Et dans le livre "The Formula of He alth or What They Don't Say About Food" dix principes fondamentaux d'une alimentation saine sont présentés, qui sont la clé d'une vie de qualité.

Voici ce que Valentin Grandev a partagé spécialement pour les lecteurs du magazine "Doctor".

M. Grandev, comment un chanteur d'opéra comme vous est-il devenu accro à la médecine holistique ? Et que faites-vous pour rester en bonne santé ?

- Bien avant de prendre une direction professionnelle, déjà dans mon adolescence, je me suis intéressé à la santé. Depuis plus de 30 ans, je suis impliqué dans la cueillette d'herbes. Mes premières tentatives pour nettoyer le corps remontent à l'époque de mon adolescence.

Depuis lors, j'ai aussi compris que l'on est responsable de sa propre santé et qu'en veillant à sa santé, on peut réaliser son potentiel. Alors que choisir d'être artiste pendant longtemps était une question de talent. Mais ce choix m'a donné l'opportunité d'avoir plus de temps et d'étudier ce qui m'intéresse - la nature et le rôle de l'homme en elle.

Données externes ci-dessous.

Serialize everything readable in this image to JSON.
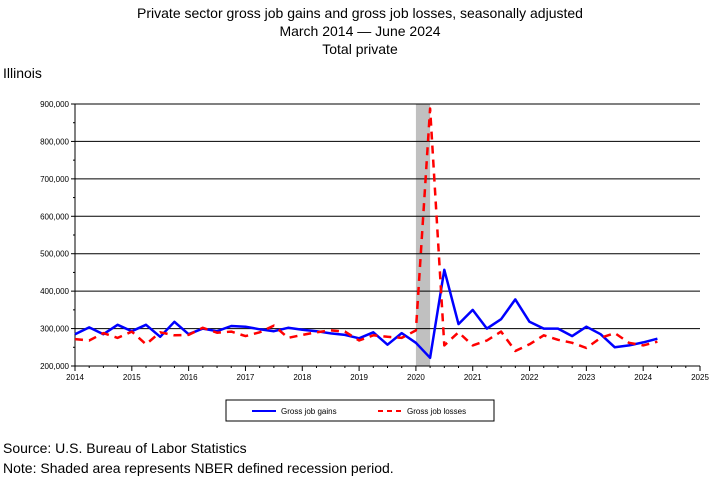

Je suis fier de ne pas avoir eu à apprendre l'importance de la santé après avoir vécu à l'étranger - comme le font les gourous modernes.Je n'ai même pas eu à traverser une terrible maladie pour commencer à préconiser un mode de vie sain. C'est juste que dans notre famille, nous avons essayé de consacrer une partie de notre temps à établir des principes de santé et à les transformer en habitudes. Certains sont à forte intensité de main-d'œuvre, par exemple, nous cultivons près de 100 % des légumes que nous mangeons

Nous cultivons également les pommes de terre entièrement nous-mêmes et n'achetons pas sur le marché. Cela nous fournit l'activité physique dont nous avons tant besoin. En gros, nous vivons à Varna, mais la plupart de notre temps se passe dans un village voisin, où se trouve notre jardin. Nous communiquons beaucoup avec la nature, ce qui conduit à une profonde familiarité avec elle. J'organise même des séminaires dans la nature des Rhodopes, où j'indique les changements que nous devons apporter pour assurer une santé permanente et à long terme.

Nous récoltons également des plantes médicinales. Nous fabriquons des élixirs utiles. C'est notre quotidien. Pour certains, "nous ne sommes pas avec tout le monde", pour d'autres nous sommes un exemple. Mais nous pouvons nous vanter d'être en bonne santé. Nous élevons également notre fils de cette façon.

Parlez-nous de cet aspect diététique de la santé ? Qu'est-ce que les gens modernes font de mal dans leur alimentation ?

- La mauvaise prise de décision de l'homme moderne en matière de nutrition et d'autres facteurs de la "formule santé", comme j'ai intitulé l'un de mes livres, est toujours enracinée dans le choix des solutions faciles. Cependant, les solutions faciles sont fausses.

Malheureusement, l'homme moderne a une trop haute opinion de lui-même sans l'étayer avec une grande connaissance. Pour montrer à quel point il est devenu intelligent, il a d'abord rompu avec l'alimentation et le mode de vie traditionnels. Et la tradition est cette approche empirique de centaines de générations avant nous qui a établi le bon mode de vie qui peut préserver la santé.

Le fait est qu'en raison du développement de la science médicale, l'espérance de vie a augmenté aujourd'hui, mais la qualité de vie a baissé. Dans un passé récent en Bulgarie, nous étions fiers de nombreux centenaires.Ce phénomène n'existe plus car nos mères et nos pères, et après eux nous-mêmes, ont rompu avec la façon traditionnelle de manger.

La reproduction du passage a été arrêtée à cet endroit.